Ewidentnie najwyższe koszty wynikać mogą z czerwonych kartek. W obecnym sezonie takową zobaczył tylko jeden zawodnik Zawiszy - Krzysztof Urtnowski w Łochowie. Jak pamiętamy mecz zakończył się zwycięstwem Zawiszy, więc tym razem obyło się bez poważniejszych konsekwencji poza brakiem zawodnika w kolejnych 2 spotkaniach.
W poprzednim sezonie mieliśmy 2 czerwone kartki. Jedną z nich zobaczył Oskar Zięba w końcówce wygranego 3:1 spotkania z Kamionką Kamień Krajeński. Drugą z nich otrzymał Bartosz Bąk w 81 minucie spotkania wygranego 2:0 z GLKS Osielsko-Żołędowo. Indywidualna kara 2 spotkań spowodowała, że już 19 maja zakończył on praktycznie ligowy sezon. Zawisza dał sobie radę, ale sam zawodnik stracił sporo boiskowego czasu, a ten w przypadku młodych zawodników jest po prostu na wagę złota. Każda minuta na boisku to rosnący ich kapitał doświadczenia.

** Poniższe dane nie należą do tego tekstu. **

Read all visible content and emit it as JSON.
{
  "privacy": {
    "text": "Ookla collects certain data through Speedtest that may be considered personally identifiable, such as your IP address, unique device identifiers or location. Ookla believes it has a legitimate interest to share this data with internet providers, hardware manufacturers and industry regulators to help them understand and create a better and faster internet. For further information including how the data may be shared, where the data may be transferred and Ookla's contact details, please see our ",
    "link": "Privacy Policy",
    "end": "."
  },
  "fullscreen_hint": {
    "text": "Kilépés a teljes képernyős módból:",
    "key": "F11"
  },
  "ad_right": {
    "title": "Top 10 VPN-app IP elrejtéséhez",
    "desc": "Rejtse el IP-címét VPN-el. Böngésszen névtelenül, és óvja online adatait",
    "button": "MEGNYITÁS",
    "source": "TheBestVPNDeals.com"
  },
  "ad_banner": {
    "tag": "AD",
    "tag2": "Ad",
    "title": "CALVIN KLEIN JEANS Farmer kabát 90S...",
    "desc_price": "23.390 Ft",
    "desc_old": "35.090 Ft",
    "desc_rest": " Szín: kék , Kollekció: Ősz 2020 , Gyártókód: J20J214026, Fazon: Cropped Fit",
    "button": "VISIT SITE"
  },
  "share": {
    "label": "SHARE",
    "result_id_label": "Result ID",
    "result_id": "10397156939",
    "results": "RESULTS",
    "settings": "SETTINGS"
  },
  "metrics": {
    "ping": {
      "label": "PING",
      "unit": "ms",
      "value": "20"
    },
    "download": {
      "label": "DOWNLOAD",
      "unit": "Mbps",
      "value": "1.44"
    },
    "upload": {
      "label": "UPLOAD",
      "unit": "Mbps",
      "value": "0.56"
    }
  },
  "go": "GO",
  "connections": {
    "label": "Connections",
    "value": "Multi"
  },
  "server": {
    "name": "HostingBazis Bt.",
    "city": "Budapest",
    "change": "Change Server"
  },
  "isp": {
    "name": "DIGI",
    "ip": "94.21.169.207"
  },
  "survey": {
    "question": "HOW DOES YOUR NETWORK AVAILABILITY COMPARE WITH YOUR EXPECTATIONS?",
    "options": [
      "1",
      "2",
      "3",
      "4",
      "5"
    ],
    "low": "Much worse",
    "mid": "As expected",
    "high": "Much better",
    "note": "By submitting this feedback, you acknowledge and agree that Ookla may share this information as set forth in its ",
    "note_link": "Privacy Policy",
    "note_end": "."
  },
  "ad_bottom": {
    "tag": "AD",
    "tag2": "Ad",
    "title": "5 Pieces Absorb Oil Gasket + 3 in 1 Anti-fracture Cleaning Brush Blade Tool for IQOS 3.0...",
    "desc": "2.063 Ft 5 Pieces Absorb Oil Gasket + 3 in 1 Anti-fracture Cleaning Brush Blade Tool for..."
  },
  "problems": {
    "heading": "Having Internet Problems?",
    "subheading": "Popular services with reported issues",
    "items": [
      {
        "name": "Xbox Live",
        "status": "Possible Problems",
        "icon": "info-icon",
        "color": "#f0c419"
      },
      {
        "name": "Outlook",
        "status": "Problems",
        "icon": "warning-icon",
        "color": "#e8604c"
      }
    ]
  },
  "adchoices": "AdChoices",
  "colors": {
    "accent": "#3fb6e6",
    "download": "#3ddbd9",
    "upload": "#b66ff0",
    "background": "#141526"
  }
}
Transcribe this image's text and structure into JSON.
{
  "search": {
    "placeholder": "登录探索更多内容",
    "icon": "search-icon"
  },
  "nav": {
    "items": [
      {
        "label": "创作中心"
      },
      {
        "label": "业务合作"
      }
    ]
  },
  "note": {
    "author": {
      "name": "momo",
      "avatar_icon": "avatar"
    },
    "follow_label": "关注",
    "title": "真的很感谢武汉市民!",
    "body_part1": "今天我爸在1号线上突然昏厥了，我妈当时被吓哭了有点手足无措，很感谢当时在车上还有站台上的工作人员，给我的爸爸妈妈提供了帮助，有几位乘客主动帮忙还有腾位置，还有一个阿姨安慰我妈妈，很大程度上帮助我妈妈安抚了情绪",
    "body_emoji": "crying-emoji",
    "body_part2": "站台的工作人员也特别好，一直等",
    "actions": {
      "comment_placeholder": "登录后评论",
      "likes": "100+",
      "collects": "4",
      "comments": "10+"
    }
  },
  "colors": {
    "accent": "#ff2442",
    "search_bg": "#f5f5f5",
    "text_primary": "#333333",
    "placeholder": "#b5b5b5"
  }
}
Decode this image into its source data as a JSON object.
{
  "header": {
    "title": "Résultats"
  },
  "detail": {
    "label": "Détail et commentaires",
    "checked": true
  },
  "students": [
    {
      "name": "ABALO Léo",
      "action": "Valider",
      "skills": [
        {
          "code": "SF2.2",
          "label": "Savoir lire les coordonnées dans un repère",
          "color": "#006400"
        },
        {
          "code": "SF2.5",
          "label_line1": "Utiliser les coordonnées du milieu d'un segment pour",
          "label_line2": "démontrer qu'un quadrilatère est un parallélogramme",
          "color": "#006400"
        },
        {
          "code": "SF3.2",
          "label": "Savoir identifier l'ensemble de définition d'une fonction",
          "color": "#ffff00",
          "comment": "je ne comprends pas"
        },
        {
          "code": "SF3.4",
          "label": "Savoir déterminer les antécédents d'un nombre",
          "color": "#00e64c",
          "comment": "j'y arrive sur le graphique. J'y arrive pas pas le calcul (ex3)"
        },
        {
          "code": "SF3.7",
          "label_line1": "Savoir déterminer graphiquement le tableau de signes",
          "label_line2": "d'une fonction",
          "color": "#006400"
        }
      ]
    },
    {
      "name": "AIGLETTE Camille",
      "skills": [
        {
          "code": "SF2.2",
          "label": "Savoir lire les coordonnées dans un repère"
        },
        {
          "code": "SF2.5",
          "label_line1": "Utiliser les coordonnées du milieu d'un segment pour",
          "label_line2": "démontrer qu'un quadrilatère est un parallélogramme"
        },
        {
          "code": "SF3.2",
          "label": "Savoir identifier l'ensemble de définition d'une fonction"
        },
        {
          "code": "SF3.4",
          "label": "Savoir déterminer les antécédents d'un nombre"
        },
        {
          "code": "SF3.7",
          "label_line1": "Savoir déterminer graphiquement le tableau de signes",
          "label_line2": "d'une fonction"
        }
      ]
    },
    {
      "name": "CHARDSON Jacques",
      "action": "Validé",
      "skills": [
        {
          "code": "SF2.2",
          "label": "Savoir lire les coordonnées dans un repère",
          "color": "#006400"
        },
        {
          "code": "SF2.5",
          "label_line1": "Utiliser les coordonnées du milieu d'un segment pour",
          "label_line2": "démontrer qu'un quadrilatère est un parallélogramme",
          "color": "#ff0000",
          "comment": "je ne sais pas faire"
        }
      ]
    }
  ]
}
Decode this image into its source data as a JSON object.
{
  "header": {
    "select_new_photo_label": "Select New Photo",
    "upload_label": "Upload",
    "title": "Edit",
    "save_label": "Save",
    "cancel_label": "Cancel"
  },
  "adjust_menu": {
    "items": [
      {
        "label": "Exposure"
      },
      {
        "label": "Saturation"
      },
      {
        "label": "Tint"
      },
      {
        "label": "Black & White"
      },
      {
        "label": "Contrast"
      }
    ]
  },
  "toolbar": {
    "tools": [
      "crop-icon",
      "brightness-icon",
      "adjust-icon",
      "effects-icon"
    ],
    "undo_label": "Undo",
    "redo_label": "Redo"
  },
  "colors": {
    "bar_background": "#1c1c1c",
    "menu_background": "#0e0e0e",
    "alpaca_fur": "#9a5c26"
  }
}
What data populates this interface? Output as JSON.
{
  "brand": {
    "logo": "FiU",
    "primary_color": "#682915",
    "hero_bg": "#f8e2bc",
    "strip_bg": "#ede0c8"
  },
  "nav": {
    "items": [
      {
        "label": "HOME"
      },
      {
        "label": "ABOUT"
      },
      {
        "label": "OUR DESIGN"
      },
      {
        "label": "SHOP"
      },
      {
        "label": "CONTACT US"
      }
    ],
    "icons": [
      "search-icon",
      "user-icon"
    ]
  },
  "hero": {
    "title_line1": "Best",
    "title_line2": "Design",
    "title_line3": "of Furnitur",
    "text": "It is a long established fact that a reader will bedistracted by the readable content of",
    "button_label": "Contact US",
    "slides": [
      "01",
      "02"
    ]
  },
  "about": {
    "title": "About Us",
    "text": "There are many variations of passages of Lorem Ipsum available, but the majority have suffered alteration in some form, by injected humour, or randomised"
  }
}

W B-klasie sezon wcześniej żaden z zawodników Zawiszy nie został ukarany czerwoną kartką. Jak widać wszystkie 3 spotkania grane w osłabieniu Zawisza wygrał.
Taka ciekawostka: trzech zawodników Zawiszy w tym sezonie złapało ponad 1/3 żółtych kartek całej drużyny (25 na 71 wszystkich żóltych):
- Adrian Brzeziński - 10 żółtych kartek;
- Bartosz Stoppel - 8 żółtych kartek;
- Patryk Kozłowski - 7 żółtych kartek.